Two men arrested amid reports a parliamentary researcher is a Chinese spy

The Houses of Parliament  (PA Archive)
The Houses of Parliament (PA Archive)

A House of Commons researcher has been arrested under the Official Secrets Act on suspicion of spying for China.

The man, who is in his 20s, was arrested in Edinburgh by officers from the Met’s Counter Terrorism Command.

The Sunday Times reported the man, who is British and holds a parliamentary pass, has links to several prominent Conservative MPs, including security minister Tom Tugendhat and foreign affairs committee chairwoman Alicia Kearns, and previously lived and worked in China.

Ms Kearns said she was “aware” of the report but would “not be commenting”.

A source close to Ms Kearns said: “It is inevitable the Chinese Communist Party (CCP) would target and seek to undermine Parliament’s leading voices who have demonstrated the ability to constrain the CCP’s ambitions.”

They said that the allegations, if true, would be a “serious escalation and shows the CCP will go to any length to attack thorns in their side”.

Mr Tugendhat is said not to have had any contact with the researcher since before he became security minister in September last year.

Met officers also arrested another man, in his 30s, at a property in Oxfordshire while searches were carried out at a property in east London.

A Met Police spokesman said: “Officers from the Metropolitan Police Service arrested two men on 13 March on suspicion of offences under section 1 of the Official Secrets Act, 1911.

“A man in his 30s was arrested at an address in Oxfordshire and a man in his 20s was arrested at an address in Edinburgh. Searches were also carried out at both the residential properties, as well as at a third address in east London.

“Both men were taken to a south London police station, and were subsequently released on police bail until a date in early October.

“The investigation is being carried out by officers from the Met’s Counter Terrorism Command, which has responsibility for investigations relating to allegations of Official Secrets Act and espionage-related offences. Enquiries continue.”

The Inter-Parliamentary Alliance on China pressure group said it was “appalled at reports of the infiltration of the UK Parliament by someone allegedly acting on behalf of the People’s Republic of China”.

A report from Parliament’s spy agency watchdog, the Intelligence and Security Committee, warned in July that Beijing is targeting the UK “prolifically and aggressively”.

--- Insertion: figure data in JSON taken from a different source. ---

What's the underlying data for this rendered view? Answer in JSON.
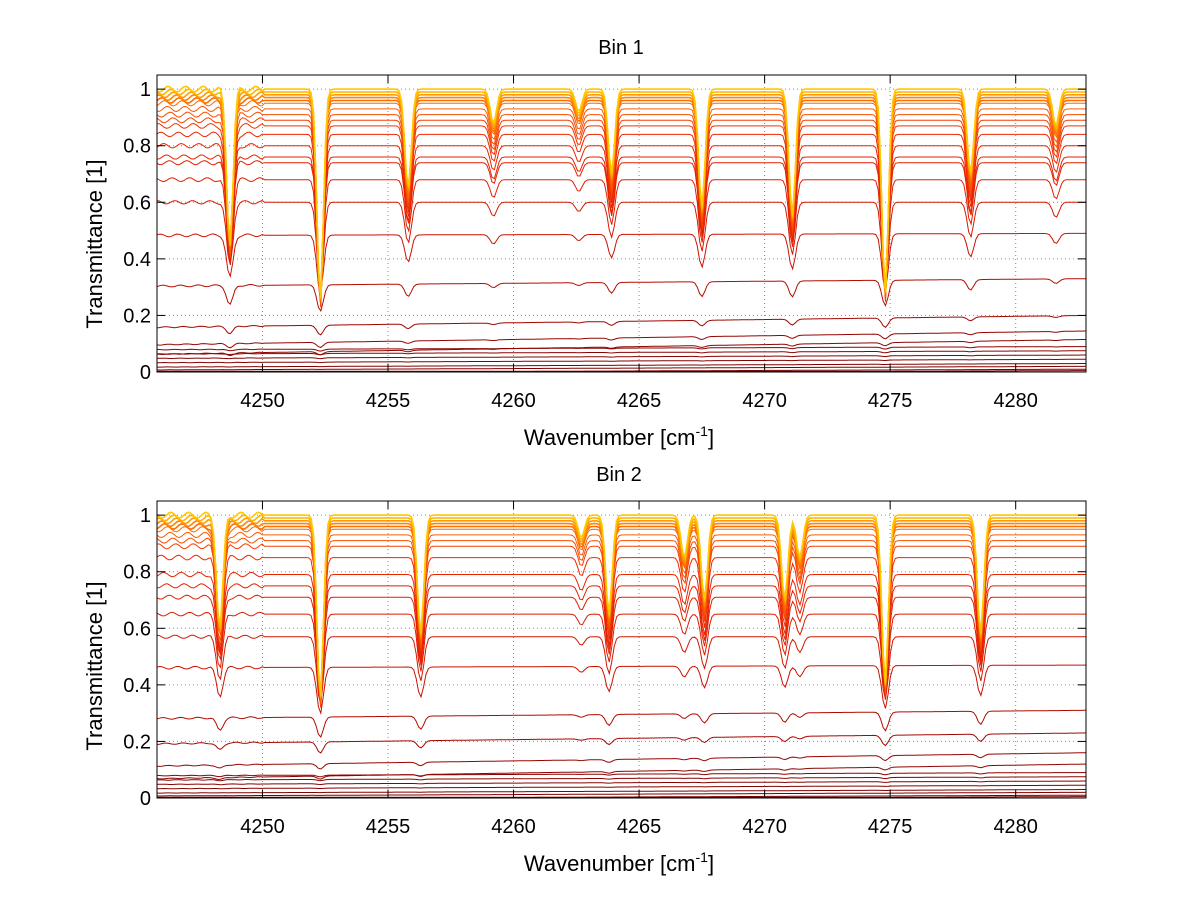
{
  "chart_data": [
    {
      "type": "line",
      "title": "Bin 1",
      "xlabel": "Wavenumber [cm",
      "xlabel_sup": "-1",
      "xlabel_end": "]",
      "ylabel": "Transmittance [1]",
      "xlim": [
        4245.8,
        4282.8
      ],
      "ylim": [
        0,
        1.05
      ],
      "grid": true,
      "xticks": [
        4250,
        4255,
        4260,
        4265,
        4270,
        4275,
        4280
      ],
      "yticks": [
        0,
        0.2,
        0.4,
        0.6,
        0.8,
        1
      ],
      "xtick_labels": [
        "4250",
        "4255",
        "4260",
        "4265",
        "4270",
        "4275",
        "4280"
      ],
      "ytick_labels": [
        "0",
        "0.2",
        "0.4",
        "0.6",
        "0.8",
        "1"
      ],
      "series_baselines": [
        0.005,
        0.01,
        0.02,
        0.03,
        0.045,
        0.06,
        0.075,
        0.09,
        0.115,
        0.145,
        0.2,
        0.33,
        0.49,
        0.6,
        0.68,
        0.74,
        0.76,
        0.8,
        0.84,
        0.87,
        0.89,
        0.91,
        0.93,
        0.95,
        0.96,
        0.97,
        0.98,
        0.99,
        1.0
      ],
      "absorption_lines": [
        {
          "center": 4248.7,
          "depth": 0.55
        },
        {
          "center": 4252.3,
          "depth": 0.75
        },
        {
          "center": 4255.8,
          "depth": 0.35
        },
        {
          "center": 4259.2,
          "depth": 0.12
        },
        {
          "center": 4262.6,
          "depth": 0.08
        },
        {
          "center": 4263.9,
          "depth": 0.3
        },
        {
          "center": 4267.5,
          "depth": 0.42
        },
        {
          "center": 4271.1,
          "depth": 0.45
        },
        {
          "center": 4274.8,
          "depth": 0.72
        },
        {
          "center": 4278.2,
          "depth": 0.3
        },
        {
          "center": 4281.6,
          "depth": 0.13
        }
      ]
    },
    {
      "type": "line",
      "title": "Bin 2",
      "xlabel": "Wavenumber [cm",
      "xlabel_sup": "-1",
      "xlabel_end": "]",
      "ylabel": "Transmittance [1]",
      "xlim": [
        4245.8,
        4282.8
      ],
      "ylim": [
        0,
        1.05
      ],
      "grid": true,
      "xticks": [
        4250,
        4255,
        4260,
        4265,
        4270,
        4275,
        4280
      ],
      "yticks": [
        0,
        0.2,
        0.4,
        0.6,
        0.8,
        1
      ],
      "xtick_labels": [
        "4250",
        "4255",
        "4260",
        "4265",
        "4270",
        "4275",
        "4280"
      ],
      "ytick_labels": [
        "0",
        "0.2",
        "0.4",
        "0.6",
        "0.8",
        "1"
      ],
      "series_baselines": [
        0.005,
        0.01,
        0.02,
        0.03,
        0.045,
        0.06,
        0.075,
        0.09,
        0.12,
        0.16,
        0.23,
        0.31,
        0.47,
        0.57,
        0.65,
        0.71,
        0.75,
        0.79,
        0.85,
        0.89,
        0.91,
        0.93,
        0.95,
        0.96,
        0.97,
        0.98,
        0.99,
        1.0
      ],
      "absorption_lines": [
        {
          "center": 4248.3,
          "depth": 0.4
        },
        {
          "center": 4252.3,
          "depth": 0.65
        },
        {
          "center": 4256.3,
          "depth": 0.42
        },
        {
          "center": 4262.7,
          "depth": 0.08
        },
        {
          "center": 4263.8,
          "depth": 0.35
        },
        {
          "center": 4266.8,
          "depth": 0.15
        },
        {
          "center": 4267.6,
          "depth": 0.3
        },
        {
          "center": 4270.8,
          "depth": 0.3
        },
        {
          "center": 4271.4,
          "depth": 0.15
        },
        {
          "center": 4274.8,
          "depth": 0.6
        },
        {
          "center": 4278.6,
          "depth": 0.42
        }
      ]
    }
  ]
}
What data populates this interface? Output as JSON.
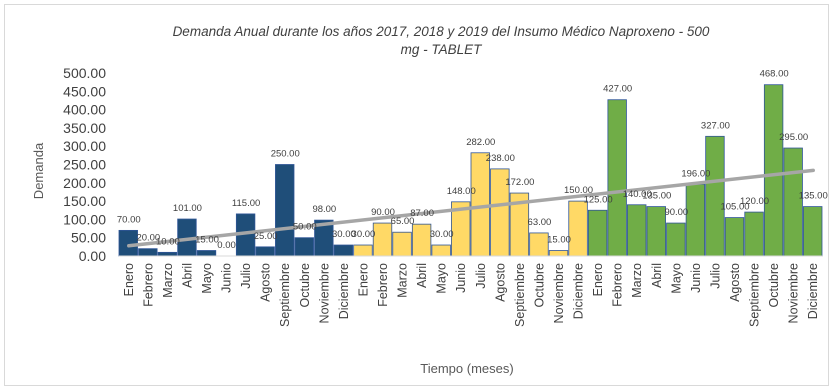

Last year, MI5 issued a rare security alert, warning MPs that a suspected Chinese spy called Christine Lee had engaged in “political interference activities” on behalf of China’s ruling communist regime.

Labour MP Barry Gardiner, the former chairman of the now disbanded Chinese in Britain APPG, received more than £500,000 in donations from her before the warning.

Foreign Secretary James Cleverly, left, had a face-to-face meeting with Chinese vice president Han Zheng (Florence Lo/Pool Photo via AP) (AP)
Foreign Secretary James Cleverly, left, had a face-to-face meeting with Chinese vice president Han Zheng (Florence Lo/Pool Photo via AP) (AP)

The arrests emerged a little over a week after Foreign Secretary James Cleverly visited Beijing amid criticism from some senior Conservatives, who are critics of China.

He insisted the UK would have a “pragmatic” relationship with China to tackle major global issues such as climate change.

Former Tory leader Sir Iain Duncan Smith, one of the party’s most prominent China hawks, warned of a “deepening threat” being posed by the country under President Xi Jinping.

Sir Iain told PA: “This story gives the lie to the Government’s attempt not to see China as a systemic threat.

“Time for us to recognise the deepening threat that the CCP under Xi now pose. What price was Cleverly’s kowtow visit to Beijing?”

Downing Street and the House of Commons both declined to comment, citing their policies on security matters.